The Touryst’s narrative is spartan, but in a good way. When the eponymous tourist lands on Monument Island, he’s immediately drawn into a large web of intrigue. Scattered across the various islands are monuments (think dungeons) that contain special cores. An old man sets the tourist to finding them all, which gets the adventure rolling. This underlying mystery surrounding the monuments and cores fuels the storyline, but players are also free to spend their time laying about and doing nothing. It’s never ignored during the quest that the player is on vacation and The Touryst offers numerous opportunities to kick back and relax.

The tourist can interact with a number of different elements in the environment including lying down on beach chairs and turning on fans rather than seek out the cores. There are also a range of fun diversions to partake in, like a tribal rhythm mini game, surfing competition, and an arcade full of Shin’en takes on classic games. Players can even go spelunking through a mine to find diamonds! There’s so much to do and see beyond the core quest, but Shin’en doesn’t treat any of it as perfunctory. Many sidequests are connected to these activities and players are rewarded for engaging in them.

The tasks actually connected to finding the cores revolve around some incredible set pieces.

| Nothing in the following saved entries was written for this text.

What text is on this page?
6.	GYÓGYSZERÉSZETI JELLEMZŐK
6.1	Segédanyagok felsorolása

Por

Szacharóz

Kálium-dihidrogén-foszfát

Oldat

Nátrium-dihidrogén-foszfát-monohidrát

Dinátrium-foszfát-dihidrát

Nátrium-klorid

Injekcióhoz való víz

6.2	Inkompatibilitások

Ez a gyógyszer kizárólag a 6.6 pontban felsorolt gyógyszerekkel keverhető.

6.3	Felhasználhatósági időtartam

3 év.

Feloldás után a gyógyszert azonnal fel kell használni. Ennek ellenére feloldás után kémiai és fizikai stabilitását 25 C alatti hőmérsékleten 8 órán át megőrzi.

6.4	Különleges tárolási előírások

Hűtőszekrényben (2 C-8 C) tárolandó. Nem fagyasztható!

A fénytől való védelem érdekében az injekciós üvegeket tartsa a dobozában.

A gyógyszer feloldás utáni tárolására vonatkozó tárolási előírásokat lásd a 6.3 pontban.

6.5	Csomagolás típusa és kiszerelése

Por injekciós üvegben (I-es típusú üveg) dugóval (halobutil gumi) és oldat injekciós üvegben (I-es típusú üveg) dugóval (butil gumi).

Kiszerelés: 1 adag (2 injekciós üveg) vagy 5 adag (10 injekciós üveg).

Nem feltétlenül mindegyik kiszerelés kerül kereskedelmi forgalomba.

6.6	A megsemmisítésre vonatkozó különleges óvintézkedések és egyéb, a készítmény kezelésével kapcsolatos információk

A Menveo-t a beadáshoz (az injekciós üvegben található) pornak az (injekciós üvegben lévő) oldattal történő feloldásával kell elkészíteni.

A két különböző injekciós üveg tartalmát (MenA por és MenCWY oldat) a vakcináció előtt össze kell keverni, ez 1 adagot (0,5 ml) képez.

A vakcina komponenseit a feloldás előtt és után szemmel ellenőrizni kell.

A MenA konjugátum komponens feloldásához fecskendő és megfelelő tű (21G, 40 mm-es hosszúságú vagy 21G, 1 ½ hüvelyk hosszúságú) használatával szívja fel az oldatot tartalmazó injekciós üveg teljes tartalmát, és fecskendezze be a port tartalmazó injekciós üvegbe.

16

A downed airplane overgrown with plants, enormous stone statues, and a deep dive into the ocean are just a handful of what’s in store for players. Every island has its own theme that ties in with real-world spots like Hawaii (Hawayy) and Fiji (Fijy). The result are beaches of black sand, craggy rocks jutting out of the sea, and more. On some of the islands are monuments which contain labyrinthine interiors filled with puzzles and traps. In that way, they’re not unlike the dungeons in Zelda, but there’s never any real sense of danger. The tourist can’t die, not permanently, at least. There are some boss encounters that get somewhat hairy, but other than that the player is allowed to tackle all of these challenges in relative comfort. It’s a nice change of pace from the average platformer.

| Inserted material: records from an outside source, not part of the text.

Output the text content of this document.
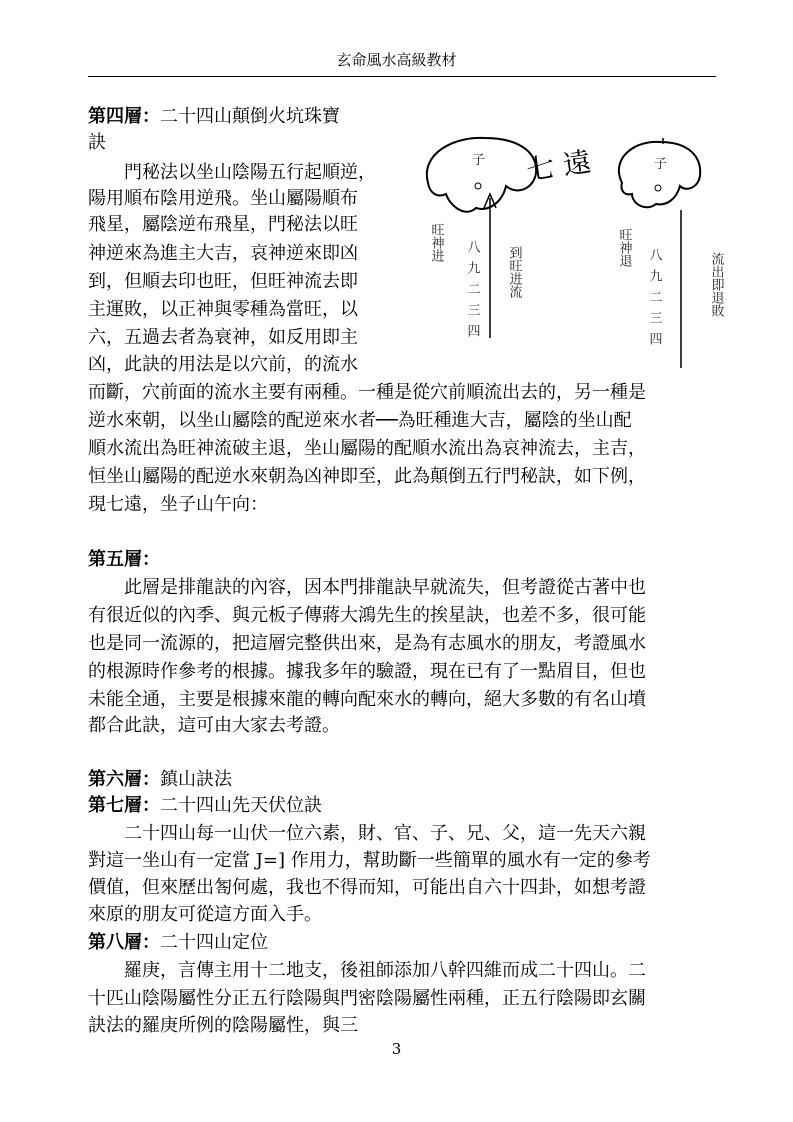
玄命風水高級教材
第四層：二十四山顛倒火坑珠寶
訣
　　門秘法以坐山陰陽五行起順逆，
陽用順布陰用逆飛。坐山屬陽順布
飛星，屬陰逆布飛星，門秘法以旺
神逆來為進主大吉，哀神逆來即凶
到，但順去印也旺，但旺神流去即
主運敗，以正神與零種為當旺，以
六，五過去者為衰神，如反用即主
凶，此訣的用法是以穴前，的流水
而斷，穴前面的流水主要有兩種。一種是從穴前順流出去的，另一種是
逆水來朝，以坐山屬陰的配逆來水者──為旺種進大吉，屬陰的坐山配
順水流出為旺神流破主退，坐山屬陽的配順水流出為哀神流去，主吉，
恒坐山屬陽的配逆水來朝為凶神即至，此為顛倒五行門秘訣，如下例，
現七遠，坐子山午向：
子 七 遠
旺神进
到旺进流
八九二三四
子
旺神退
八九二三四	流出即退敗
第五層：
　　此層是排龍訣的內容，因本門排龍訣早就流失，但考證從古著中也
有很近似的內季、與元板子傳蔣大鴻先生的挨星訣，也差不多，很可能
也是同一流源的，把這層完整供出來，是為有志風水的朋友，考證風水
的根源時作參考的根據。據我多年的驗證，現在已有了一點眉目，但也
未能全通，主要是根據來龍的轉向配來水的轉向，絕大多數的有名山墳
都合此訣，這可由大家去考證。
第六層：鎮山訣法
第七層：二十四山先天伏位訣
　　二十四山每一山伏一位六素，財、官、子、兄、父，這一先天六親
對這一坐山有一定當 J=] 作用力，幫助斷一些簡單的風水有一定的參考
價值，但來歷出匒何處，我也不得而知，可能出自六十四卦，如想考證
來原的朋友可從這方面入手。
第八層：二十四山定位
　　羅庚，言傳主用十二地支，後祖師添加八幹四維而成二十四山。二
十匹山陰陽屬性分正五行陰陽與門密陰陽屬性兩種，正五行陰陽即玄關
訣法的羅庚所例的陰陽屬性，與三
3
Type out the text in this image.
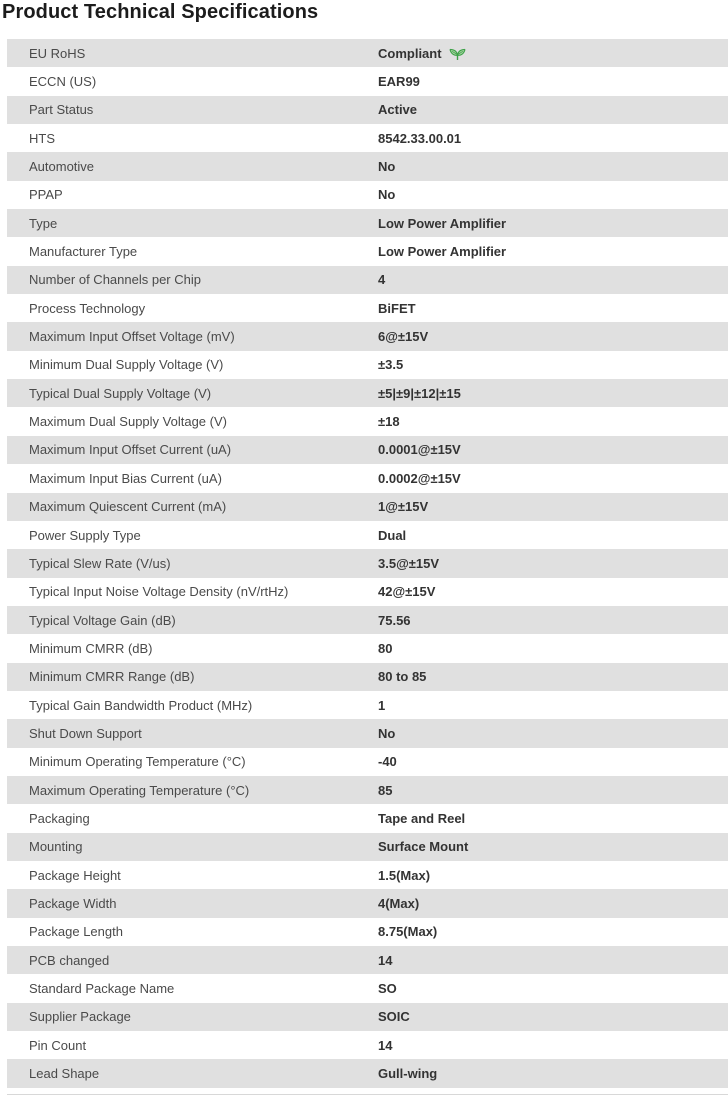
Product Technical Specifications
EU RoHS	Compliant
ECCN (US)	EAR99
Part Status	Active
HTS	8542.33.00.01
Automotive	No
PPAP	No
Type	Low Power Amplifier
Manufacturer Type	Low Power Amplifier
Number of Channels per Chip	4
Process Technology	BiFET
Maximum Input Offset Voltage (mV)	6@±15V
Minimum Dual Supply Voltage (V)	±3.5
Typical Dual Supply Voltage (V)	±5|±9|±12|±15
Maximum Dual Supply Voltage (V)	±18
Maximum Input Offset Current (uA)	0.0001@±15V
Maximum Input Bias Current (uA)	0.0002@±15V
Maximum Quiescent Current (mA)	1@±15V
Power Supply Type	Dual
Typical Slew Rate (V/us)	3.5@±15V
Typical Input Noise Voltage Density (nV/rtHz)	42@±15V
Typical Voltage Gain (dB)	75.56
Minimum CMRR (dB)	80
Minimum CMRR Range (dB)	80 to 85
Typical Gain Bandwidth Product (MHz)	1
Shut Down Support	No
Minimum Operating Temperature (°C)	-40
Maximum Operating Temperature (°C)	85
Packaging	Tape and Reel
Mounting	Surface Mount
Package Height	1.5(Max)
Package Width	4(Max)
Package Length	8.75(Max)
PCB changed	14
Standard Package Name	SO
Supplier Package	SOIC
Pin Count	14
Lead Shape	Gull-wing
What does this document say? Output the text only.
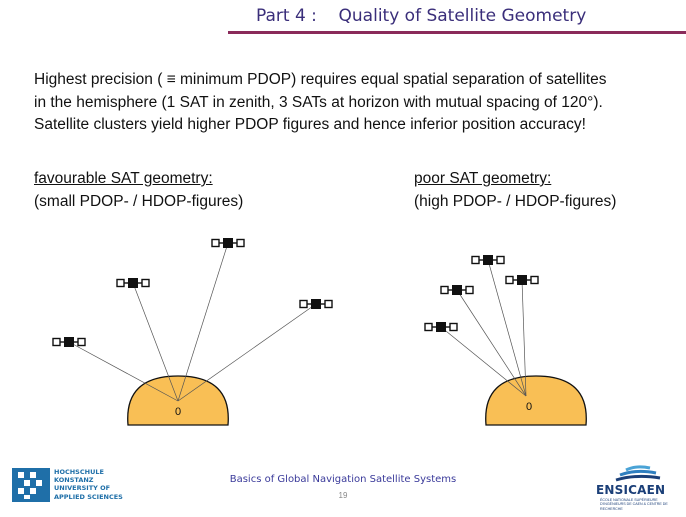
Part 4 :    Quality of Satellite Geometry
Highest precision ( ≡ minimum PDOP) requires equal spatial separation of satellites
in the hemisphere (1 SAT in zenith, 3 SATs at horizon with mutual spacing of 120°).
Satellite clusters yield higher PDOP figures and hence inferior position accuracy!
favourable SAT geometry:
(small PDOP- / HDOP-figures)
poor SAT geometry:
(high PDOP- / HDOP-figures)
0	0
HOCHSCHULE
KONSTANZ
UNIVERSITY OF
APPLIED SCIENCES
Basics of Global Navigation Satellite Systems
19	ENSICAEN
ÉCOLE NATIONALE SUPÉRIEURE D'INGÉNIEURS DE CAEN & CENTRE DE RECHERCHE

There are only a couple of flaws in The Touryst’s roughly-eight hours of gameplay, but none are game-breaking. Some of the puzzles and boss battles have solutions that are not easily sussed out. One such example requires the player to put a boss to sleep, but there’s nothing that indicates or hints at how to do this— I ultimately finished the encounter without putting the beast to bed and was frustrated beyond measure the whole time. The same can be said of a handful of the To-Dos where I found myself perplexed where to go next or with whom to speak. Still, the solutions eventually manifest themselves through trial and error, but these small qualms are worth mentioning nonetheless. The final issue I encountered was the game crashed on me once, but thankfully I didn’t lose any progress.

The Touryst is a weekend trip turned into a video game. Its secrets compel the player forward but at a leisurely, soothing pace. The homage to Mario (brown hair, mustache, red shirt, blue pants, brown shoes— need I say more?) are unmistakable, and so too is Shin’en’s apparent love for the sort of adventure games that Nintendo’s plumber helped pioneer. No piece of gameplay is wasted, so no piece of gameplay is redundant or filler. It was an absolute joy entering into this world, a world teeming with life and activities and things to find. Shin’en made waves with FAST RMX and will hopefully do so again with The Touryst. This is a real gem that every Switch owner should seek out and download.